Over the last decade, there has been a fatal medical helicopter crash on average every 4 to 5 months. The media, industry and public response to these crashes have always been and still is, very predictable. First, there is the initial shock. Followed by funerals and emotional outpouring. Then some scathing media pieces about safety, lack of regulation or inappropriate utilization. All of the media attention and public outrage gradually fades over the next few weeks. Then all goes quiet on the subject matter … until the next crash.
This is exactly why I have such an emotional attachment to these seemingly random objects. Why I hold them close. They are my physical link to that terrible day and by default a persistent connection to the lives of my departed friends. Their constant presence keeps a fire burning. I want to stay angry. I need to facilitate change.

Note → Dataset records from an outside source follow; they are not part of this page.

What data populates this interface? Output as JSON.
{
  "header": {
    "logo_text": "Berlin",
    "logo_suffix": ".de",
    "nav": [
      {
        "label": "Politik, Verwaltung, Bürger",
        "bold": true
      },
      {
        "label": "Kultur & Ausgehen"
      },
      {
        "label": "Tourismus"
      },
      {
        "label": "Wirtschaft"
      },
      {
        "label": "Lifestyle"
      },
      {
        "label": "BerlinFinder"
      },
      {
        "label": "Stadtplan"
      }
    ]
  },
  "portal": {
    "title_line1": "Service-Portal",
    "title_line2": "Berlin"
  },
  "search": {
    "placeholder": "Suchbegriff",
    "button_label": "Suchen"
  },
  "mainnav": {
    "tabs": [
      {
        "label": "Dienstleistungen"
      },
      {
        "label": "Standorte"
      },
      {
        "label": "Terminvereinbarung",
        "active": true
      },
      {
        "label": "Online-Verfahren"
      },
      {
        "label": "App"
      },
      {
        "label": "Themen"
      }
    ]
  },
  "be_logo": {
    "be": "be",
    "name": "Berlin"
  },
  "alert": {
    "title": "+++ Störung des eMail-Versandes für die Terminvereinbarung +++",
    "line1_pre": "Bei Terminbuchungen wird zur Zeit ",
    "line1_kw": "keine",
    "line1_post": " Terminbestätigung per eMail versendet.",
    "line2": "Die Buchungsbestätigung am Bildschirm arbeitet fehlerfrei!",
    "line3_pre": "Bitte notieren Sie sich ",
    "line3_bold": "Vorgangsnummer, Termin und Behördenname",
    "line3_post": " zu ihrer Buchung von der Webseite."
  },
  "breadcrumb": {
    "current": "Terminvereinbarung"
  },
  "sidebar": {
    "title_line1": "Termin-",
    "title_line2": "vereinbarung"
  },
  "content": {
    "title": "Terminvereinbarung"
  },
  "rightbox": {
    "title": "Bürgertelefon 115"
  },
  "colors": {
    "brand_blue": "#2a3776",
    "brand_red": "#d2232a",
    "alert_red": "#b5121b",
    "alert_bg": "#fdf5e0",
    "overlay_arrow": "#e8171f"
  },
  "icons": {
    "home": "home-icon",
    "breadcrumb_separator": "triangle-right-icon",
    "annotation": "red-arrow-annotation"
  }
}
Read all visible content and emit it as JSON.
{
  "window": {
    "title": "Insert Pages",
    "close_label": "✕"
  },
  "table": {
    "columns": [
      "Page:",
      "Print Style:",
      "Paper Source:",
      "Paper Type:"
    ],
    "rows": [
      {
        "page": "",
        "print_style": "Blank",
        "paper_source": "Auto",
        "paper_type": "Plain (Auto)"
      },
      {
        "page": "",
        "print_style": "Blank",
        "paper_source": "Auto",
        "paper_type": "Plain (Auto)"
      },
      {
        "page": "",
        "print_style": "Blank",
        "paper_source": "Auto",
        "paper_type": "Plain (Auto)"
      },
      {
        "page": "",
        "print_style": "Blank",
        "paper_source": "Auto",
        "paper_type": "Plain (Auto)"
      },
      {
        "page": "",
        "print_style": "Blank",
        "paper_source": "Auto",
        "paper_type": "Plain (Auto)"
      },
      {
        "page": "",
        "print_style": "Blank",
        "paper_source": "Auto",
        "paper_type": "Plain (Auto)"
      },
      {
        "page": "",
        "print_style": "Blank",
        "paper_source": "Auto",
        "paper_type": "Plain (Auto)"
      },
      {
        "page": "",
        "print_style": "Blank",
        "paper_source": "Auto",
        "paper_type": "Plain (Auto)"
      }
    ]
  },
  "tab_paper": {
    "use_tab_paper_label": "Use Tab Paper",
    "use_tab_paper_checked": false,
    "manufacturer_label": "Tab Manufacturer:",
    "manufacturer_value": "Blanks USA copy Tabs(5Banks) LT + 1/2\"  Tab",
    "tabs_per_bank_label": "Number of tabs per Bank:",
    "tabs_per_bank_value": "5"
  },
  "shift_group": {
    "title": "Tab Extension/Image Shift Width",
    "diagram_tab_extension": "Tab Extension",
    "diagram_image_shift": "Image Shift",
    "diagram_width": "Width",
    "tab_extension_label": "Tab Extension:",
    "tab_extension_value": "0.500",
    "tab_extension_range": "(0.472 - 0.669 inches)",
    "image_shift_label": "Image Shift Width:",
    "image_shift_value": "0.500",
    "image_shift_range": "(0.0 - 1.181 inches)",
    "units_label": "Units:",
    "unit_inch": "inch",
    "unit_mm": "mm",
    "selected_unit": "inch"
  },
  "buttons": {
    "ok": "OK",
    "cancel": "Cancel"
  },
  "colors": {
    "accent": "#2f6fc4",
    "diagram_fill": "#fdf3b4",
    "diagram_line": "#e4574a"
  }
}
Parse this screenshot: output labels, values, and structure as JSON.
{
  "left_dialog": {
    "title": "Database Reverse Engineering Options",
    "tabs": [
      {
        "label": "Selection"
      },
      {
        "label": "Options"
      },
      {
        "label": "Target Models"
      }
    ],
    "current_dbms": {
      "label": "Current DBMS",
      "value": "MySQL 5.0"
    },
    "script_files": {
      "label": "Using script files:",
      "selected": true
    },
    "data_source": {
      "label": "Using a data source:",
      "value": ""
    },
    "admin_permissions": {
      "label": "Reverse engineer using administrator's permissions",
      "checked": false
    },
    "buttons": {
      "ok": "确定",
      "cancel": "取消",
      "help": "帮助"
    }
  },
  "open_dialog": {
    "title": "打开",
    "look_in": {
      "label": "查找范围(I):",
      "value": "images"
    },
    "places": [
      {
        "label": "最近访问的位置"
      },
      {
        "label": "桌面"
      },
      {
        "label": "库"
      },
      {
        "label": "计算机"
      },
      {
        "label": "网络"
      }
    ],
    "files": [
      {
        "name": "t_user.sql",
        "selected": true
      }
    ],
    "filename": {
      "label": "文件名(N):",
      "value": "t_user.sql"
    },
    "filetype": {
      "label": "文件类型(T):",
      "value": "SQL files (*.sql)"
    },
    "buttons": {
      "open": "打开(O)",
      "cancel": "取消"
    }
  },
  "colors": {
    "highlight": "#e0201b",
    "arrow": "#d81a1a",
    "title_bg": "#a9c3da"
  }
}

A few months ago, I was sitting in a school parking lot with my 10-year-old granddaughter. She started fiddling with the collection hanging from my rear view mirror. She knew about Jesus on the cross given to me by my teacher. She also heard the story of my father’s dog tags. She had never really asked or thought about the beeper until now.
“What is this other thing hanging from your mirror?”
It is a beeper.
“What is a beeper?”
It’s something that doctors carry so they know who to call.
“Why do you keep this beeper? It’s dirty and broken.”
It belonged to a friend of mine. It reminds me of a sad time in my life just before you were born.
“Why would you keep it up there if it makes you sad?”
I don’t know, I just do. You know what? Let’s talk about something else.
“Do you want to know what I think about it.”
OK, what do you think about it?
“I think you keep the beeper because don’t want to forget about somebody — just like your dad and Jesus.”
I think you are a very wise young lady.